Любим, обычно такой говоркой, вдруг вскочил резко из-за стола, на рысях вымахнул из избы, дверью стеганул наотмашь: эк, сердешный, как проняло. Там, в сумерках настуженной повети, очнулся, скоро остывая. Чего заерестился? – корил себя, опустившись на сенную копешку возле хлевного проруба. Слышно было, как внизу, в подклети, шумно, влажно дышала стельная корова, готовилась к родинам; из стайки наносило душным навозным теплом. – Чужой язык не пришьешь, рот в узелок не затянешь.
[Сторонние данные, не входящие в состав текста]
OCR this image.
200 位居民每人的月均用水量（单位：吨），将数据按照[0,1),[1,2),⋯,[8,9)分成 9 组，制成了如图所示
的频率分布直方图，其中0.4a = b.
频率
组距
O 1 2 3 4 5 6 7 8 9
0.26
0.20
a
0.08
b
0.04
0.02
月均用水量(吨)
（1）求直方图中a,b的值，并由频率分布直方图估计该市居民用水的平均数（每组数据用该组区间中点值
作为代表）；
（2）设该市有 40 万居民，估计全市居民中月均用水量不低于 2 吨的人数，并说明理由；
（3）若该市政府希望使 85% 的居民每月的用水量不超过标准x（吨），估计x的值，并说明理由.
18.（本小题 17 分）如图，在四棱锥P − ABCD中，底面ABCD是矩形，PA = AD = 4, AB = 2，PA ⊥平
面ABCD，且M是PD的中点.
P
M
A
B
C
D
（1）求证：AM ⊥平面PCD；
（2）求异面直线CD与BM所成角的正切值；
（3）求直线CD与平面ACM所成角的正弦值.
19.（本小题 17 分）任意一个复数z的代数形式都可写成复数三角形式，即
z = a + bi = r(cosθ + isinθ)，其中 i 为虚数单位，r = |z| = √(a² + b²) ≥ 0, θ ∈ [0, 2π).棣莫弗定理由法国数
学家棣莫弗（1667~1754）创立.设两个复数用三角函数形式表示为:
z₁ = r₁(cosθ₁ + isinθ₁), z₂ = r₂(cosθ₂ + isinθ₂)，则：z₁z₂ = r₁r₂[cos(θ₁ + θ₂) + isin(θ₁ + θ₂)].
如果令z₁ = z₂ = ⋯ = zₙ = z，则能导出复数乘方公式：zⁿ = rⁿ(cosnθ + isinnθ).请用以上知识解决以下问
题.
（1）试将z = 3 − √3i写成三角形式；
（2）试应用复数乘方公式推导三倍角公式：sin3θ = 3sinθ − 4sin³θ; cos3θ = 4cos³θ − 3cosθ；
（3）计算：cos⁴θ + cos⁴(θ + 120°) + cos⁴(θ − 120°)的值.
Пусть несут околесицу... А ты что ждал? Восемь-то лет вихорём
– Ишь взыграл! Против шерсти-то погладили, дак не занравилось, – ехидно рассмеялся Аввакум. – Правды-то всяк чает, да не всяк ее любит... Улита Егоровна, такой-то девке всякий боярин рад. И честь блюдет, и Бога, христарадница, чтит. В Москве-то нынь такой невесты днем с огнем не сыщешь. Всё порченые, да ославленные, да гордоватые, поперед батьки лезут, отеческую науку позабывши. Баловные пошли девицы, прокуды. У соблазнов живут, так сами себе могилу и роют, окаянные, в ад уравнивают. Вроде и живут, а уж гробы повапленные. Насмотрелся я всякого в короткое время, как из Сибирей-то пришел. Сгадывал, де, слава Богу, из ада выбрел, а в ад и угодил. Ой, горе!.. Воистину последние времена. Белилами да румянами умазаются, прелюбодеицы, брови и очи насурмят, уста багряны, поклоны низки, словеса гладки, вопросы тихи, ответы мяхки, приветы сладки, взгляды благочинны, рубахи белы, ризы красны, сапоги сафьянны, – ну чем тебе не вторая египтянина Петерфита жена или Самсонова Диамида б... А в душах-то червие так и кипит, а бесы их злосмрадною водою кропят и ликовствуют. И ведь не чуют, блудни, в себе зверей таковых, кои снедают и в день, и в ночь. И родителей не спросят о правиле заповеданном, и в церковь – одной ногой.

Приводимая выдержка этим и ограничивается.